Today, the Panthéon represents a very unique building, one with ties to both religion and humanism. Of course there are monuments to great people that do not rely on divinities to inspire awe—consider the Jefferson and Lincoln memorials—but the Panthéon was first designed to glorify God and then adapted to pay homage to human beings. As such, it has a very different feel to it. When you enter, it clearly seems to be a church, an impression that is enhanced by the fact that the original artwork representing St. Genevieve and the hunnish hordes was never removed, yet there are no crosses, no altars, no pews or candles or organs. The most striking thing in the building is the world’s best-known and first public example of Foucault’s pendulum, erected by Foucault himself in 1851. It is suspended from the inside of the dome and swings back and forth proving incessantly that no gods drive the sun’s chariot across the skies (note that as I write this, restoration work has led to the temporary removal of the pendulum).
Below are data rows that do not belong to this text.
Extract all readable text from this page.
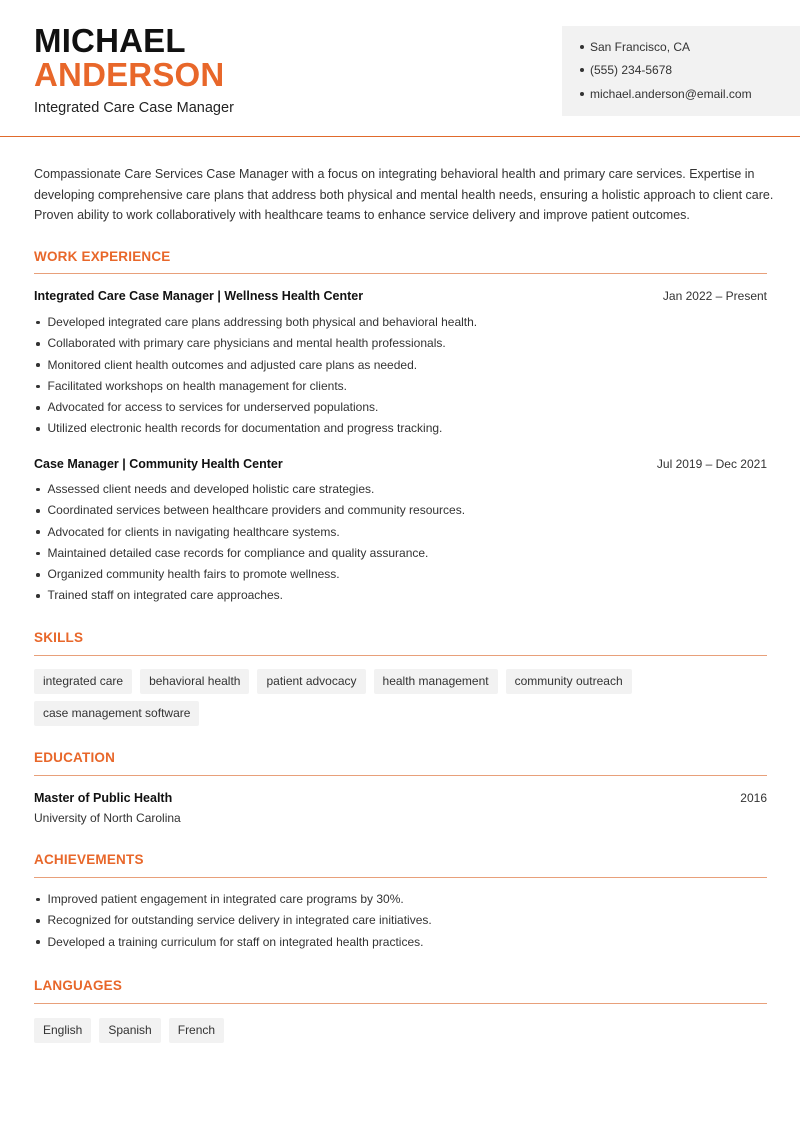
MICHAEL
ANDERSON
Integrated Care Case Manager
San Francisco, CA
(555) 234-5678
michael.anderson@email.com

Compassionate Care Services Case Manager with a focus on integrating behavioral health and primary care services. Expertise in developing comprehensive care plans that address both physical and mental health needs, ensuring a holistic approach to client care. Proven ability to work collaboratively with healthcare teams to enhance service delivery and improve patient outcomes.

WORK EXPERIENCE
Integrated Care Case Manager | Wellness Health Center	Jan 2022 – Present
Developed integrated care plans addressing both physical and behavioral health.
Collaborated with primary care physicians and mental health professionals.
Monitored client health outcomes and adjusted care plans as needed.
Facilitated workshops on health management for clients.
Advocated for access to services for underserved populations.
Utilized electronic health records for documentation and progress tracking.
Case Manager | Community Health Center	Jul 2019 – Dec 2021
Assessed client needs and developed holistic care strategies.
Coordinated services between healthcare providers and community resources.
Advocated for clients in navigating healthcare systems.
Maintained detailed case records for compliance and quality assurance.
Organized community health fairs to promote wellness.
Trained staff on integrated care approaches.
SKILLS
integrated care	behavioral health	patient advocacy	health management	community outreach
case management software
EDUCATION
Master of Public Health	2016
University of North Carolina
ACHIEVEMENTS
Improved patient engagement in integrated care programs by 30%.
Recognized for outstanding service delivery in integrated care initiatives.
Developed a training curriculum for staff on integrated health practices.
LANGUAGES
English	Spanish	French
It is in the crypt, though, that even a humanist can feel impelled to pay homage, for beneath the Panthéon are the tombs of some truly great human beings. Besides Hugo, there is Voltaire, that crafty humanist icon and wit. There are great figures from science, including Nicolas de Condorcet and, of course, Pierre and Marie Curie (she is, alas, the only woman honored with “Panthéonisation,” although the wife of Berthollet can be found there as well out of respect for their wish to be entombed together). The plaque near Louis Braille’s sarcophagus is of course in braille and near Zola’s is a plaque proclaiming the famous prelude to his fight against anti-Semitism—”J’Accuse!” One can also contemplate the resting place of Jean-Jacques Rousseau, without whose ideas the United States would undoubtedly have been founded under very different terms.
One of the latest individuals to have been “panthéonised” was Alexandre Dumas, author of The Three Musketeers, The Count of Monte Christo, and any number of other adventures that thrilled me immeasurably when I learned French and devoured everything I could find of his. And speaking of French writers, there is also a plaque honoring the incomparable Antoine de Saint-Exupéry, whose body was never found after he disappeared into the sky on one last mission during the Second World War.
I have increasingly heard stories of “atheist congregations” in the United States, as atheists feel a need to benefit from the strong community aspects of church life in American culture. That isn’t really an issue here, since social life doesn’t revolve around churches in France, but history often does. Churches do inspire awe, they are humbling, and are perhaps designed to make one feel small in the presence of God. The Panthéon has a similar effect but is devoted to an altogether humanist ideal: feeling awe in the presence of human greatness. Where a church belittles humankind in comparison to an abstract divinity, the Panthéon celebrates humanity: one inspires submission, the other emulation. Otherwise put, it’s worth a visit.